A cidade de Sapezal (MT) amanheceu despedaçada por um crime que ultrapassa o limite da tragédia familiar e escancara o colapso silencioso da saúde mental no Brasil. Dione Martins Vicensi, de 71 anos, morreu nesta terça-feira (11) depois de sobreviver — por pouco — aos golpes brutais de um pé-de-cabra desferidos pelo próprio filho, Marion Martins Vicensi, 40 anos.
O que aconteceu dentro da residência da família, no bairro Águas Claras, entre a noite de segunda-feira (10) e as primeiras horas do dia seguinte, ainda assusta até os socorristas que tentaram salvar a vítima. Segundo informações da Polícia Civil, Marion teria sofrido um surto psicótico, interrompendo qualquer noção de realidade antes de atacar a mãe com violência desmedida.
Testemunhas relataram que os gritos foram tão desesperadores que ecoaram por toda a rua. Ainda assim, não houve tempo para impedir. Quando uma equipe do Samu chegou ao imóvel, Dione estava agonizando, com múltiplos ferimentos. Ela foi levada ao Hospital Municipal, mas não resistiu. O último olhar que ela lançou ao mundo foi dentro de uma emergência — por causa de alguém que ela mesma colocou no mundo.
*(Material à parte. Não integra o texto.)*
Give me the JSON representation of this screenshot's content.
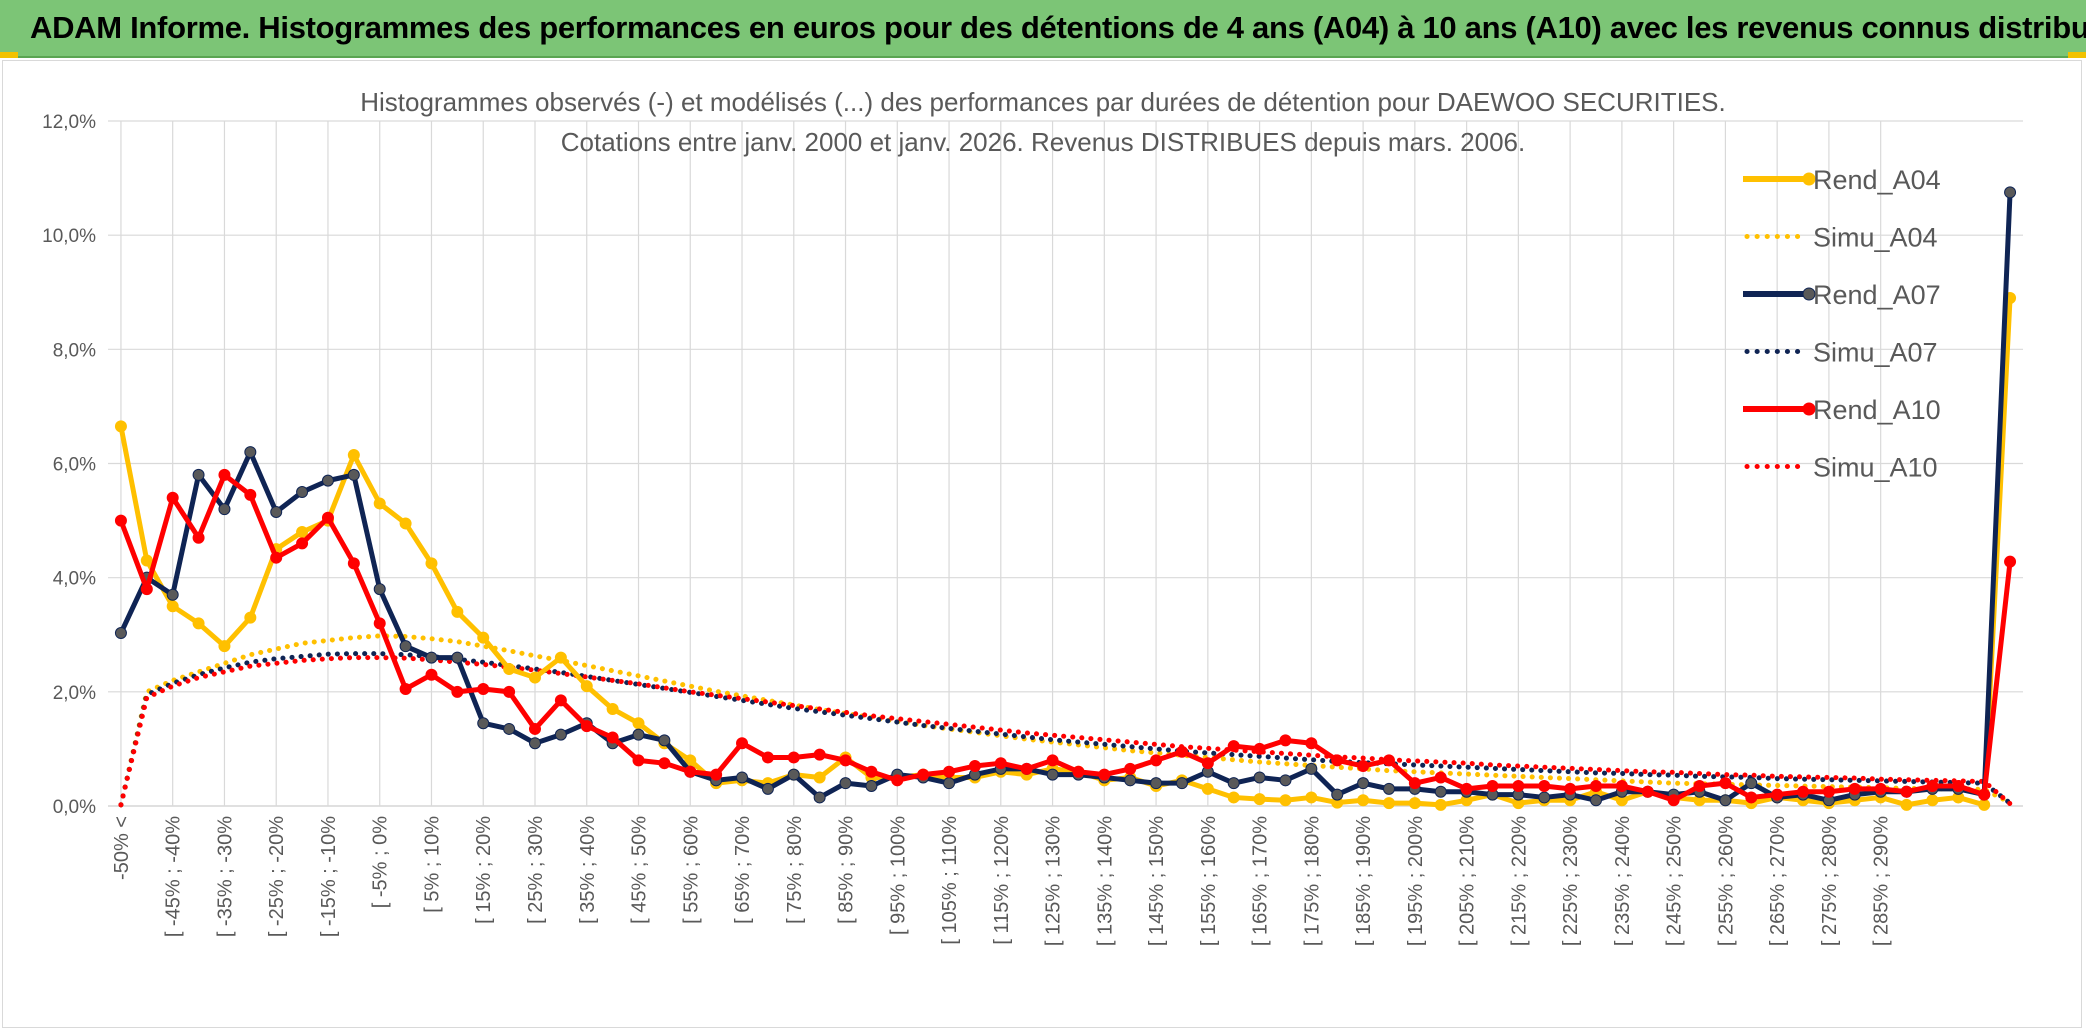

Logo após o ataque, Marion foi preso em flagrante. Mas a prisão, por si só, não encerra a tragédia. O que está por trás do crime levanta perguntas difíceis, incômodas e até dolorosas: falhou quem? A família? O Estado? A saúde pública? Ou todos ao mesmo tempo?
Durante a audiência de custódia, a defesa apresentou documentos médicos que indicam que Marion sofre de esquizofrenia e transtorno bipolar, com histórico de surtos, crises e tentativas fracassadas de internação. Ou seja: a violência daquela noite não surgiu do nada. Ela vinha sendo anunciada, ignorada e adiada — até que se tornou incontornável.
A Justiça de Mato Grosso decidiu converter o flagrante em prisão preventiva e instaurar um incidente de insanidade mental para avaliar se Marion compreendia o próprio ato no momento do ataque. O juiz, ao fundamentar a decisão, destacou a “violência extrema” e o contexto de violência doméstica, num quadro típico em que a vítima se torna prisioneira da própria casa, da própria família e — no caso de Dione — do próprio filho.
Ao mesmo tempo, a Justiça determinou que a Secretaria Adjunta de Administração Penitenciária verifique a possibilidade de internação provisória, caso o laudo psiquiátrico confirme necessidade de tratamento intensivo. Até lá, Marion permanecerá preso preventivamente, devendo receber atendimento médico dentro do sistema penitenciário.
Enquanto os trâmites jurídicos avançam, a cidade enterra uma mulher que morreu tentando sobreviver ao filho. Os laudos vão explicar porcentagens e diagnósticos. As audiências vão analisar culpabilidade e imputabilidade. Mas o que nenhuma perícia será capaz de medir é o tamanho do horror que uma mãe enfrentou sozinha dentro da própria casa — e o silêncio que permitiu que tudo chegasse tão longe.